Enterprise leaders have joined a reliable program for nearly two decades. VB transform brings people to develop real enterprise AI strategies. Get more information
Although businesses face challenges to deploy AI agents to critical applications, a new, more practical model is emerging that controls humans as a strategic protection against AI’s failure.
There is an instance of this MixA platform that uses a “fellow in loop” perspective to make AI agents reliable for the mission’s main task.
This approach is a reaction to the growing evidence that a fully independent agent is at a high stake.
High cost of non -checking AI
The problem of AI HULUCITITIONS When companies look for AI applications, it has become a solid threat. In a recent event, AI -powered code editor cursor saw his support boot Invent a fake policy Restriction of subscriptions, rise to a wave of public consumer cancellation.
Likewise, the Finctic Company is famous Reversed course After acknowledging the move, changing customer service agents with AI led to a low quality result. In another dangerous matter, a business chat boot from New York City AI advised businessmen that I am engaged in illegal waysHighlight the dangers of destructive compliance of unorganized agents.
These events are symptoms of great potential differences. According to the sales force of May 2025 Research dissertationToday’s leading agent wins only 58 % of the time and only 35 % of time on multi -faceted people, highlighting an important difference between “current LLM capabilities and the multi -faceted demands of real -world enterprise scenarios.
Fellow -in -loop model
To eliminate this gap, a new approach is focused on human surveillance structures. “The AI ​​agent should work on your direction and on your behalf,” the co -founder of the Mix, Elite Dogs told the venture bat. “But without the built -in organizational surveillance, a completely autonomous agent often causes much problem than their solution.”
This philosophy mixes the Mix colleague in loop models, which directly add human verification to automatic workflows. For example, a huge retailer can receive weekly reports from thousands of stores, including important operational data (eg, sales volume, labor hours, production ratio, headquarters requests). Human analysts should spend hours in manually evaluating data and making decisions based on hoverstics. With the mix, the AI ​​agent automatically automate heavy lifting, analyzing complex patterns and flagging unusually high pay applications or productive abilities.

Payment permits or policy violations such as high stake decisions-prevents workflow-agent described as a “high risk” by a human user and requires human approval before proceeding. The distribution of wages between AI and humans has been integrated into the process of making the agent.
The dog said, “This approach means that a person only joins when his skills actually increase the value-usually 5-10 percent of decisions that can have a significant impact-while the remaining 90-95 % of the usual work goes on automatically.” “You get the full automation speed of standard operations, but when the most important thing is the context, decisions and accountability, human surveillance is particularly kicking.”

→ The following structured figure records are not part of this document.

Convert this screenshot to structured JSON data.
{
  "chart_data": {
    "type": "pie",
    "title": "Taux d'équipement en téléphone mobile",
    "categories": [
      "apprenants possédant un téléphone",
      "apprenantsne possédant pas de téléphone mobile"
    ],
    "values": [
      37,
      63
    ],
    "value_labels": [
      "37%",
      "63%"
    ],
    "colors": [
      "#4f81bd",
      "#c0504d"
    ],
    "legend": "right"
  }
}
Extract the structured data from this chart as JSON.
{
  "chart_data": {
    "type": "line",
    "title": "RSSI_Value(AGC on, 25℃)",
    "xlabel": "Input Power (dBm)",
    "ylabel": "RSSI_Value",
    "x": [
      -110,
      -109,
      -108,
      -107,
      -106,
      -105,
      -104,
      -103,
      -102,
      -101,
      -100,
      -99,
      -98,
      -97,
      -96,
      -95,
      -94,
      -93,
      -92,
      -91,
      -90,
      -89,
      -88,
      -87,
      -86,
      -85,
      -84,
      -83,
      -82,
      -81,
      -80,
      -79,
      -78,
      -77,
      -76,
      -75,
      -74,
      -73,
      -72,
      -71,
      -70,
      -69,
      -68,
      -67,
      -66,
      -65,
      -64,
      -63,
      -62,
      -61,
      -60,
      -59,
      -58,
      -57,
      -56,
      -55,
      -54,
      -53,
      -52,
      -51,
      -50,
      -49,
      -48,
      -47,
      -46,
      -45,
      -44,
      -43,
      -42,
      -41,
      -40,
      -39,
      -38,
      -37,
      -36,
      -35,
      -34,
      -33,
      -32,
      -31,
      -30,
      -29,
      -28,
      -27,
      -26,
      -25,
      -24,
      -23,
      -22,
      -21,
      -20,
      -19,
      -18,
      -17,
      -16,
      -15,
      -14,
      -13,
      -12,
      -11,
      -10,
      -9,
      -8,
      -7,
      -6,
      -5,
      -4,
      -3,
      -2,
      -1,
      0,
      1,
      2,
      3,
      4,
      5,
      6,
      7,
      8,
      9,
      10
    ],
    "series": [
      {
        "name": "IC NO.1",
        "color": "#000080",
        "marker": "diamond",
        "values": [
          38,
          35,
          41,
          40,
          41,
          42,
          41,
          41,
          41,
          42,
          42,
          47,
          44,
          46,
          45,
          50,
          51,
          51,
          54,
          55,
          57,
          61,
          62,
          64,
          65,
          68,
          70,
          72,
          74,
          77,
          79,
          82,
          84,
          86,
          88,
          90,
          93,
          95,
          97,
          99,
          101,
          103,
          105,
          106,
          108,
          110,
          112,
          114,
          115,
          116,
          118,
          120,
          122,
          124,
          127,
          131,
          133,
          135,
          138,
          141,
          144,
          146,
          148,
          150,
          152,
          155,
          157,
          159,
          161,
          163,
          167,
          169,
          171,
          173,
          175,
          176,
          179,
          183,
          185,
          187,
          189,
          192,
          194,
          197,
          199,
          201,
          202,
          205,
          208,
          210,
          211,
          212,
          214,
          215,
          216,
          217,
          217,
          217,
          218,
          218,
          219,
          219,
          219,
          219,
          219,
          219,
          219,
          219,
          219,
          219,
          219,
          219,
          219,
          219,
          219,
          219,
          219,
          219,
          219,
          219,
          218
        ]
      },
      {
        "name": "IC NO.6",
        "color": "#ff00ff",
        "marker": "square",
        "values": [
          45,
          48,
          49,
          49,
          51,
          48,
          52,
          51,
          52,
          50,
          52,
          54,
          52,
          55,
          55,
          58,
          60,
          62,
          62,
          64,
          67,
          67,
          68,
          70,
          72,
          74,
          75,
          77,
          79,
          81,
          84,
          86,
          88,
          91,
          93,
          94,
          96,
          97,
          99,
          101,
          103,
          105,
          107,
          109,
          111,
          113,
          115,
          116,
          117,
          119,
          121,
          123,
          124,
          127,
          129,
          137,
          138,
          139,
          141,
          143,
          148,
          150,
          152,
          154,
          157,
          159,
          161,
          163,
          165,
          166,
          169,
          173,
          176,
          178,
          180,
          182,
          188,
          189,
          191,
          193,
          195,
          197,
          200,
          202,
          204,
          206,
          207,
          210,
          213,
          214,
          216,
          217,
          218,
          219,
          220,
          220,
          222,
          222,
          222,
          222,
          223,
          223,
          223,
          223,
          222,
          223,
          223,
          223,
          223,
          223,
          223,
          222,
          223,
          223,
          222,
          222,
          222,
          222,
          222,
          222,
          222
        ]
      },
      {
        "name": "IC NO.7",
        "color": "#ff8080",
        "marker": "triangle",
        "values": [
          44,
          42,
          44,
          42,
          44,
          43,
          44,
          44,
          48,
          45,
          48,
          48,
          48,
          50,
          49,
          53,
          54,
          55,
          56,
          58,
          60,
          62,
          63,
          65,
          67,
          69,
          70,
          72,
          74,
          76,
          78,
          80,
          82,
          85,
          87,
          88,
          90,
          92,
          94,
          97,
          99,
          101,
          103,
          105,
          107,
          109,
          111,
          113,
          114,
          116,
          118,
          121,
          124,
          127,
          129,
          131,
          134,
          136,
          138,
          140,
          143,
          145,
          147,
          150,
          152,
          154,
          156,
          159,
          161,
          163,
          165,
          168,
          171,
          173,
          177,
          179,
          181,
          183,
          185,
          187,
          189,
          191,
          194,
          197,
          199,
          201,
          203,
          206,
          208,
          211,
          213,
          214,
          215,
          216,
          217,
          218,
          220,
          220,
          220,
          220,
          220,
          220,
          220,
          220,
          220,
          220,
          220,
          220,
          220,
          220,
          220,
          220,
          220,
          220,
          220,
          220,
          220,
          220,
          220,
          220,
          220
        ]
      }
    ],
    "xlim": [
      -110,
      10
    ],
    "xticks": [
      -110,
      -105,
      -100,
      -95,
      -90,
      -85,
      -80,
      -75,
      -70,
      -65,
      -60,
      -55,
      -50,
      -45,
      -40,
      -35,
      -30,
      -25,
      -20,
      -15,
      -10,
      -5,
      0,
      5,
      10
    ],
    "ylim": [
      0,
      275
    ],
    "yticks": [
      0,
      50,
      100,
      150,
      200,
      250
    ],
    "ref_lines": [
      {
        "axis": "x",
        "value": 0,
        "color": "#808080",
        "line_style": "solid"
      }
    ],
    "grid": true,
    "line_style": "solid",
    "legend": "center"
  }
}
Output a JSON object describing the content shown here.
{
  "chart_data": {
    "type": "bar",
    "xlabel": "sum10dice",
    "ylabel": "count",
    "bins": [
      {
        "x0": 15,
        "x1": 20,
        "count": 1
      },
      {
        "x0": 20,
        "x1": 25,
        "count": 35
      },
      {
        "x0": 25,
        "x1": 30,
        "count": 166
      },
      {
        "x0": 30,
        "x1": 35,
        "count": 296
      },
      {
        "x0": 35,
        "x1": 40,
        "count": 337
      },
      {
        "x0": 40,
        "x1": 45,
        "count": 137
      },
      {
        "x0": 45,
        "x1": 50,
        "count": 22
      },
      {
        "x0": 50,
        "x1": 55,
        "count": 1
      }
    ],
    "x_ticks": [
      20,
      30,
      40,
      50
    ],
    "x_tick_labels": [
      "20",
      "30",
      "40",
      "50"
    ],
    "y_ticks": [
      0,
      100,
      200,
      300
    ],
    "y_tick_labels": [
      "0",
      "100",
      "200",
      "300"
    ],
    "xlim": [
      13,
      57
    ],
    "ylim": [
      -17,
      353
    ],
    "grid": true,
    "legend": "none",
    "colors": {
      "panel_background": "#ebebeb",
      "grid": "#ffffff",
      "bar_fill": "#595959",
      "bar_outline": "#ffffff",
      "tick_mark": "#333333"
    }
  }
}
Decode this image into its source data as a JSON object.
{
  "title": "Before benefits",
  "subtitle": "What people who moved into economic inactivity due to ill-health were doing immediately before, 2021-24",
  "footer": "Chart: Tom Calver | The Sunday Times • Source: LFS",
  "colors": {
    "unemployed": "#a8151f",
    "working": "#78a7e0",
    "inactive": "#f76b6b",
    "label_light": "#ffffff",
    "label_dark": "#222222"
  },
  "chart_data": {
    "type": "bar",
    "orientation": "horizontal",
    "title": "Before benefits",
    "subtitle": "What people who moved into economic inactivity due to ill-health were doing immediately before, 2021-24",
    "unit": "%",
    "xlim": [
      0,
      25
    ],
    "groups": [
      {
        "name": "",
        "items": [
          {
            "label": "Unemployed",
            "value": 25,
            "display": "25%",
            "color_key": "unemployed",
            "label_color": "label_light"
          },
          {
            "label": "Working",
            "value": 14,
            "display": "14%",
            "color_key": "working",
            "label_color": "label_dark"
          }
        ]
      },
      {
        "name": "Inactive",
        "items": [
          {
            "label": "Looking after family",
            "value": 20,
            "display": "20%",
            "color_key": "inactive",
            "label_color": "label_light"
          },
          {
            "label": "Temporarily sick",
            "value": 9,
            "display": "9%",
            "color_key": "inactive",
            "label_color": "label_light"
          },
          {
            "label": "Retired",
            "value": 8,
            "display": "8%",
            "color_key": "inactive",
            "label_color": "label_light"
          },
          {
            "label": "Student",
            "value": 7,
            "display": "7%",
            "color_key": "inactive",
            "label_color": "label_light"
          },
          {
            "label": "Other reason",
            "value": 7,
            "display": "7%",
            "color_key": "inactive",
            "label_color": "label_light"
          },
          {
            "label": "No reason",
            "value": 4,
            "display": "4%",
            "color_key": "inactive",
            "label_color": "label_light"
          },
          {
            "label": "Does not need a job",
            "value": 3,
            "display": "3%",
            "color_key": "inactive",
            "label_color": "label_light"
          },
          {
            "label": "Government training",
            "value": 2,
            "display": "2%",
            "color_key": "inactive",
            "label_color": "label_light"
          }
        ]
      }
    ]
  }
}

In a demo that the mix team showed the venture bat, making an agent is an intuitive process that can be done with simple text guidelines. For reporters, to build facts agent, for example, co -founder Shai Magazmov easily described the multilateral process in the natural language and instructed the platform to embed human verification measures with specific doorsteps, such as when the claim is more dangerous or the resulting results.
One of the basic powers of the platform is integration with tools such as Google Drive, email, and slack, which allows enterprise users to bring their data sources into workflose and interact with their communication platforms directly with agents, without sending the application to the application, or sending the application to the application.
The integration capabilities of the platform further extend to meet the requirements of the specific enterprise. The Maxis model supports the context protocol (MCP), which enables businesses to connect with their basepock tools and APIs, and avoids the need to restore wheels for existing internal systems. In conjunction with other enterprise software such as JIRA and sales force, it allows agents to perform complicated, cross platform function, such as checking open engineering tickets and reporting a manager on the slack.
Human monitoring as a strategic multiplication
Enterprise AI space is currently examining a realism as companies move from experiments to production. The consensus among many of the industry leaders is that there is a practical need for human agents to perform reliable performance in the loop.
The Mix has cooperated with the Model AI to change the economy of scaling. The mixed predicted that by 2030, the deployment of the agent may increase by 1000X and every human monitoring will be more efficient as AI agents will become more reliable. But the total need for human surveillance will still increase.
“Every human surveillance manages more AI work over time over time, but you still need most monitoring because the deployment of AI in your organization,” said the dog.

This means that human skills will be ready instead of disappearing. Instead of replacing the AI, experts will be promoted to the roles where they make the fleet of AI agents and take over the high -ranking decisions for their review.
In this framework, creating a strong human surveillance work becomes a competitive advantage, which allows companies to deploy AI more aggressive and securely than their competitors.
Katz said, “The companies that specialize in this multiplication will dominate their industries, while the full automation chasing will struggle with reliability, compliance and confidence.”